Concernant les centres de langues ciblant les populations jeunes, l’octroi des autorisations par les Académie régionales de l’éducation et de la formation (AREF) qui dépendent du ministère de l’éducation nationale, est soumis à plusieurs critères et étapes. Pour créer un centre de langues à Casablanca, il faut se rendre à l’AREF de Casa-Settat qui met à la disposition de la personne désirant créer un centre de langues, un cahier de charges. Près de 7 documents sont également requis, entre autres le plan du lieu, l’accord de la commune, la CIN, la fiche technique. Après avoir déposé ces documents en trois exemplaires, une autorisation provisoire est délivrée.

Pour l’obtention de l’autorisation définitive d’ouverture, il faudra engager les travaux conformément au cahier de charges et déposer un dossier de 23 documents au niveau de l’AREF. Par la suite, une commission mixte se réunit au sein de l’AREF, composée d’un représentant de l’académie, du ministère de la santé, de la protection civile et de l’éducation nationale.

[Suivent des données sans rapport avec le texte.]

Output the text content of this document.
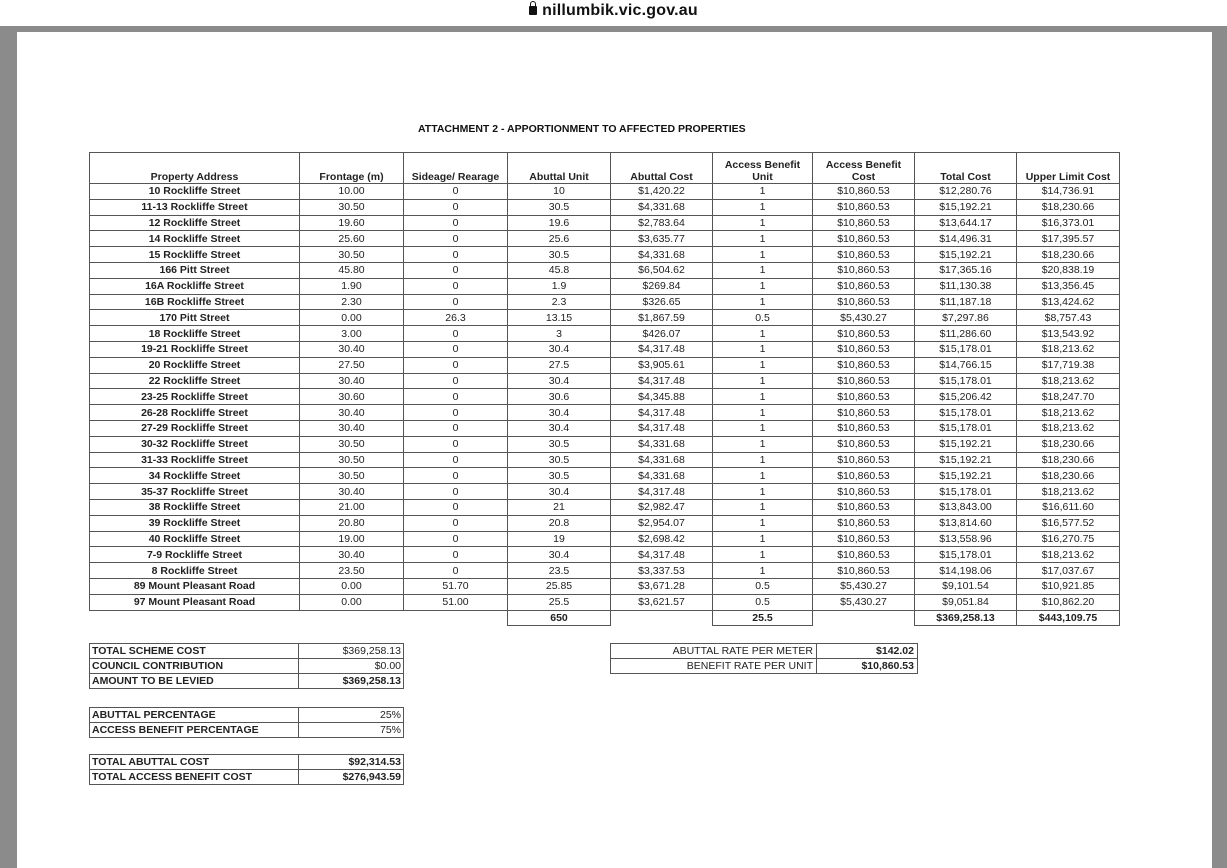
nillumbik.vic.gov.au
ATTACHMENT 2 - APPORTIONMENT TO AFFECTED PROPERTIES
Property Address	Frontage (m)	Sideage/ Rearage	Abuttal Unit	Abuttal Cost	Access Benefit Unit	Access Benefit Cost	Total Cost	Upper Limit Cost
10 Rockliffe Street	10.00	0	10	$1,420.22	1	$10,860.53	$12,280.76	$14,736.91
11-13 Rockliffe Street	30.50	0	30.5	$4,331.68	1	$10,860.53	$15,192.21	$18,230.66
12 Rockliffe Street	19.60	0	19.6	$2,783.64	1	$10,860.53	$13,644.17	$16,373.01
14 Rockliffe Street	25.60	0	25.6	$3,635.77	1	$10,860.53	$14,496.31	$17,395.57
15 Rockliffe Street	30.50	0	30.5	$4,331.68	1	$10,860.53	$15,192.21	$18,230.66
166 Pitt Street	45.80	0	45.8	$6,504.62	1	$10,860.53	$17,365.16	$20,838.19
16A Rockliffe Street	1.90	0	1.9	$269.84	1	$10,860.53	$11,130.38	$13,356.45
16B Rockliffe Street	2.30	0	2.3	$326.65	1	$10,860.53	$11,187.18	$13,424.62
170 Pitt Street	0.00	26.3	13.15	$1,867.59	0.5	$5,430.27	$7,297.86	$8,757.43
18 Rockliffe Street	3.00	0	3	$426.07	1	$10,860.53	$11,286.60	$13,543.92
19-21 Rockliffe Street	30.40	0	30.4	$4,317.48	1	$10,860.53	$15,178.01	$18,213.62
20 Rockliffe Street	27.50	0	27.5	$3,905.61	1	$10,860.53	$14,766.15	$17,719.38
22 Rockliffe Street	30.40	0	30.4	$4,317.48	1	$10,860.53	$15,178.01	$18,213.62
23-25 Rockliffe Street	30.60	0	30.6	$4,345.88	1	$10,860.53	$15,206.42	$18,247.70
26-28 Rockliffe Street	30.40	0	30.4	$4,317.48	1	$10,860.53	$15,178.01	$18,213.62
27-29 Rockliffe Street	30.40	0	30.4	$4,317.48	1	$10,860.53	$15,178.01	$18,213.62
30-32 Rockliffe Street	30.50	0	30.5	$4,331.68	1	$10,860.53	$15,192.21	$18,230.66
31-33 Rockliffe Street	30.50	0	30.5	$4,331.68	1	$10,860.53	$15,192.21	$18,230.66
34 Rockliffe Street	30.50	0	30.5	$4,331.68	1	$10,860.53	$15,192.21	$18,230.66
35-37 Rockliffe Street	30.40	0	30.4	$4,317.48	1	$10,860.53	$15,178.01	$18,213.62
38 Rockliffe Street	21.00	0	21	$2,982.47	1	$10,860.53	$13,843.00	$16,611.60
39 Rockliffe Street	20.80	0	20.8	$2,954.07	1	$10,860.53	$13,814.60	$16,577.52
40 Rockliffe Street	19.00	0	19	$2,698.42	1	$10,860.53	$13,558.96	$16,270.75
7-9 Rockliffe Street	30.40	0	30.4	$4,317.48	1	$10,860.53	$15,178.01	$18,213.62
8 Rockliffe Street	23.50	0	23.5	$3,337.53	1	$10,860.53	$14,198.06	$17,037.67
89 Mount Pleasant Road	0.00	51.70	25.85	$3,671.28	0.5	$5,430.27	$9,101.54	$10,921.85
97 Mount Pleasant Road	0.00	51.00	25.5	$3,621.57	0.5	$5,430.27	$9,051.84	$10,862.20
			650		25.5		$369,258.13	$443,109.75
TOTAL SCHEME COST	$369,258.13
COUNCIL CONTRIBUTION	$0.00
AMOUNT TO BE LEVIED	$369,258.13
ABUTTAL PERCENTAGE	25%
ACCESS BENEFIT PERCENTAGE	75%
TOTAL ABUTTAL COST	$92,314.53
TOTAL ACCESS BENEFIT COST	$276,943.59
ABUTTAL RATE PER METER	$142.02
BENEFIT RATE PER UNIT	$10,860.53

Ce n’est qu’après leur consultation et vérification administrative et pédagogique du centre que l’autorisation est accordée. « Ils vérifient par exemple si le plan est respecté, de même que les surfaces, sachant par exemple que selon les standards du ministère, c’est 1,5m² par personne, à raison de 30 personnes maximum par salle », explique-t-il.

Le contrôle des centres, «une équation insolvable» ?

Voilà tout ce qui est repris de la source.